Dive Brief:
- The Food and Drug Administration on Monday OK'd a radiotherapeutic for a rare type of unresectable adrenal gland tumors, sending shares in the drug's maker Progenics Pharmaceuticals temporarily higher.
- Approval of Azedra was based on a pivotal Phase 2 study carried out under a special protocol assessment, in which a quarter of studied patients saw a 50% or greater reduction in their hypertensive medication — the primary endpoint of the study. Secondary endpoint results were "favorable," and tumor responses were seen in 22% of patients.
- Pheochromocytoma and paraganglioma, the two adrenal tumors tested, can cause life-threatening high blood pressure and subsequent heart failure and stroke. Between two million and eight million people are diagnosed globally each year, with 10% of cases seen in children.
Dive Insight:
Azedra (iobenguane I 131) is the first and only FDA-approved treatment for these rare neuroendocrine cancers. To speed the progress of getting the drug to market, regulators granted Azedra Priority Review as well as Orphan Drug, Fast Track and Breakthrough Therapy designations.
"Many patients with these ultra-rare cancers can be treated with surgery or local therapies, but there are no effective systemic treatments for patients who experience tumor-related symptoms such as high blood pressure," said Richard Pazdur, acting director of the Office of Hematology and Oncology Products in the FDA's Center for Drug Evaluation and Research.

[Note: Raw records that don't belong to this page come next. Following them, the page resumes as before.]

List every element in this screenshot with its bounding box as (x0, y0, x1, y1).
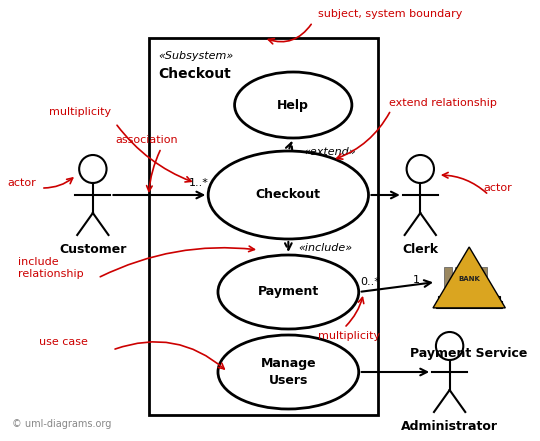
Text: include
relationship: include relationship (18, 257, 83, 279)
Bar (440, 296, 498, 301)
Text: subject, system boundary: subject, system boundary (318, 9, 462, 19)
Text: «include»: «include» (298, 243, 352, 253)
Polygon shape (433, 247, 505, 308)
Circle shape (436, 332, 463, 360)
Text: Checkout: Checkout (158, 67, 231, 81)
Text: association: association (116, 135, 178, 145)
Text: Help: Help (278, 98, 309, 112)
Bar (479, 267, 487, 296)
Text: actor: actor (8, 178, 37, 188)
Text: Customer: Customer (59, 243, 126, 256)
Text: Payment: Payment (258, 285, 319, 299)
Ellipse shape (218, 255, 359, 329)
Bar (444, 267, 451, 296)
Text: Clerk: Clerk (402, 243, 438, 256)
Text: multiplicity: multiplicity (318, 331, 380, 341)
Text: Payment Service: Payment Service (410, 348, 528, 360)
Text: «Subsystem»: «Subsystem» (158, 51, 234, 61)
Text: Manage
Users: Manage Users (260, 358, 316, 386)
Text: multiplicity: multiplicity (49, 107, 111, 117)
Bar (467, 267, 475, 296)
Ellipse shape (208, 151, 368, 239)
Text: Administrator: Administrator (401, 420, 498, 433)
Circle shape (79, 155, 106, 183)
Ellipse shape (234, 72, 352, 138)
Bar (455, 267, 463, 296)
Bar (436, 301, 502, 308)
Text: BANK: BANK (458, 277, 480, 282)
Text: 0..*: 0..* (361, 277, 381, 287)
Circle shape (407, 155, 434, 183)
Bar (438, 296, 501, 302)
Text: Checkout: Checkout (256, 188, 321, 202)
Text: © uml-diagrams.org: © uml-diagrams.org (12, 419, 111, 429)
Text: 1: 1 (413, 275, 420, 285)
Text: use case: use case (39, 337, 88, 347)
Text: actor: actor (484, 183, 512, 193)
Text: 1..*: 1..* (188, 178, 208, 188)
Bar (148, 38, 378, 415)
Text: «extend»: «extend» (303, 147, 356, 157)
Text: extend relationship: extend relationship (389, 98, 497, 108)
Ellipse shape (218, 335, 359, 409)
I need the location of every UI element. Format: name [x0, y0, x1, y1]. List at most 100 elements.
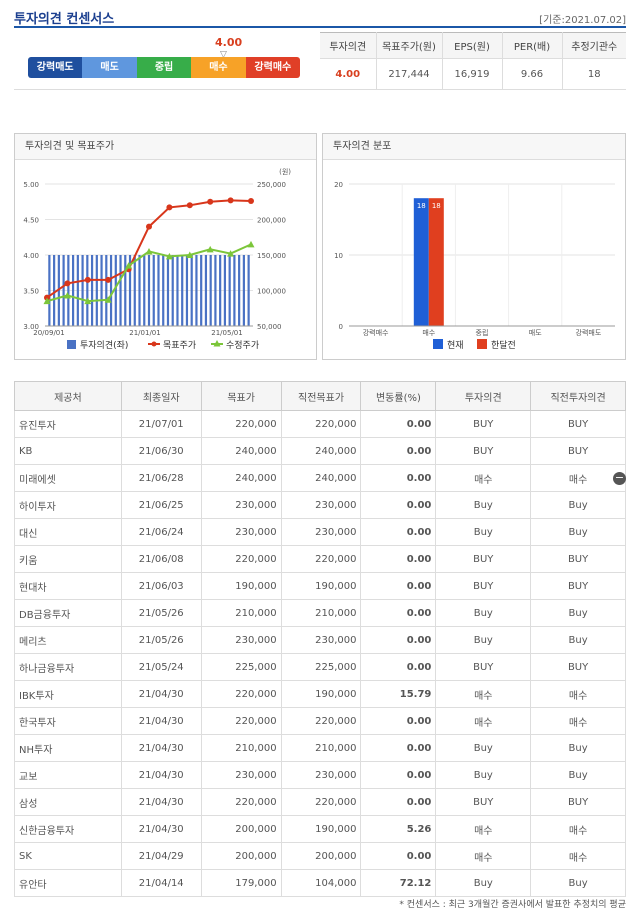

Azedra's approval, however, was delayed from previous expectations. In March 2018, the FDA pushed the review date for the drug back three months to July 30, 2018, due to a need for extra time to assess additional chemistry, manufacturing, and controls information.
Treatment for these adrenal tumors include radiotherapy and chemotherapy, as well as procedures like surgery, ablation and embolization aimed at removing or reducing the tumors. There are few drugs in the global pipeline that specifically target pheochromocytoma and paraganglioma, so while it's a rare disorder and the market is small, Progenics could carve out its own niche.
Though investors appeared initially optimistic on news of the approval, sentiment seemed to shift Tuesday, when shares lost nearly 7% of their value in morning trading.